Likud minister: ‘Unnatural’ for Lapid to demand top diplomat role
Gilad Erdan says Finance Ministry is better fit for Yesh Atid chief, and that Likud wants Kadima in next coalition
Environmental Protection Minister Gilad Erdan (Likud) said Thursday and Friday that it was “unnatural” for Yesh Atid chief Yair Lapid to demand the foreign ministership after his party’s surprise second-place finish in the Knesset elections earlier in the week.
Prime Minister Benjamin Netanyahu reportedly offered Lapid the choice of serving as either finance or foreign minister in the next government on Thursday, when the two held a lengthy face-to-face meeting.
According to Erdan, who spoke on Thursday with Channel 2 and on Friday with Israel Radio, the Finance Ministry is a better fit for Lapid, since he campaigned on a platform of domestic and largely socioeconomic issues.
Referring to Lapid’s campaign and its focus on the middle class, universal military service and the high cost of living in Israel, the environmental protection minister said, “At the Finance Ministry, [Lapid] will be able to have influence over these issues.” Former foreign minister and Yisrael Beytenu head Avigdor Liberman made similar comments on Wednesday, intimating that Lapid might more naturally gravitate to the Treasury.
Erdan also told Israel Radio on Friday that Netanyahu’s Likud party was interested in having Kadima join a coalition government.

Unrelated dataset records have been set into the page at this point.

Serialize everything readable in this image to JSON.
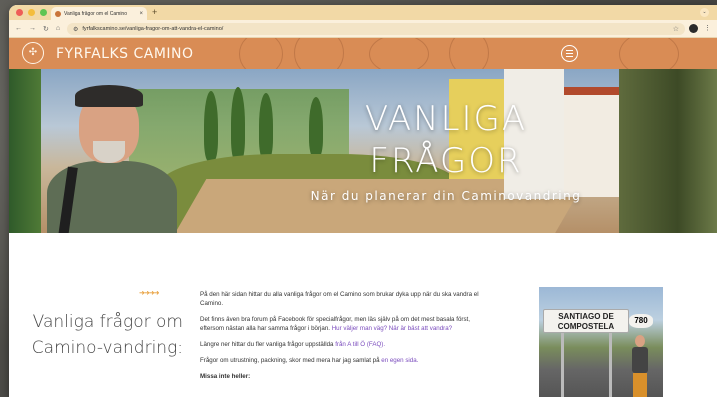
{
  "browser": {
    "tab_title": "Vanliga frågor om el Camino",
    "tab_close": "×",
    "new_tab": "+",
    "url": "fyrfalkscamino.se/vanliga-fragor-om-att-vandra-el-camino/",
    "nav_back": "←",
    "nav_forward": "→",
    "nav_reload": "↻",
    "nav_home": "⌂"
  },
  "site": {
    "name": "FYRFALKS CAMINO"
  },
  "hero": {
    "title_line1": "VANLIGA",
    "title_line2": "FRÅGOR",
    "subtitle": "När du planerar din Caminovandring"
  },
  "content": {
    "side_heading": "Vanliga frågor om Camino-vandring:",
    "arrows": "➜➜➜➜",
    "paragraphs": {
      "p1": "På den här sidan hittar du alla vanliga frågor om el Camino som brukar dyka upp när du ska vandra el Camino.",
      "p2_text": "Det finns även bra forum på Facebook för specialfrågor, men läs själv på om det mest basala först, eftersom nästan alla har samma frågor i början. ",
      "p2_link": "Hur väljer man väg? När är bäst att vandra?",
      "p3_text": "Längre ner hittar du fler vanliga frågor uppställda ",
      "p3_link": "från A till Ö (FAQ).",
      "p4_text": "Frågor om utrustning, packning, skor med mera har jag samlat på ",
      "p4_link": "en egen sida.",
      "p5": "Missa inte heller:"
    },
    "photo_sign_line1": "SANTIAGO DE",
    "photo_sign_line2": "COMPOSTELA",
    "photo_sign_number": "780"
  }
}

Kadima, the largest party in the outgoing 18th Knesset, made it past the electoral threshold by the skin of its teeth, garnering just two seats in the incoming Knesset.
Erdan clarified that Netanyahu’s speech at Bar-Ilan University, in June 2009, where the prime minister came out in support of a two-state solution, was still valid.
Commenting on the opposition to a two-state solution from Naftali Bennett’s Jewish Home party, which ended up with 12 Knesset seats after the final votes were tallied Thursday, the Likud minister said it was the prime minister who directs foreign policy, and that whoever has a problem with that should not join Netanyahu’s coalition.
Incoming Jewish Home MK Uri Orbach reiterated to Israel Radio on Friday that his party opposes a two-state solution, but that despite their differences, his party wants to partner with the Likud in the next coalition.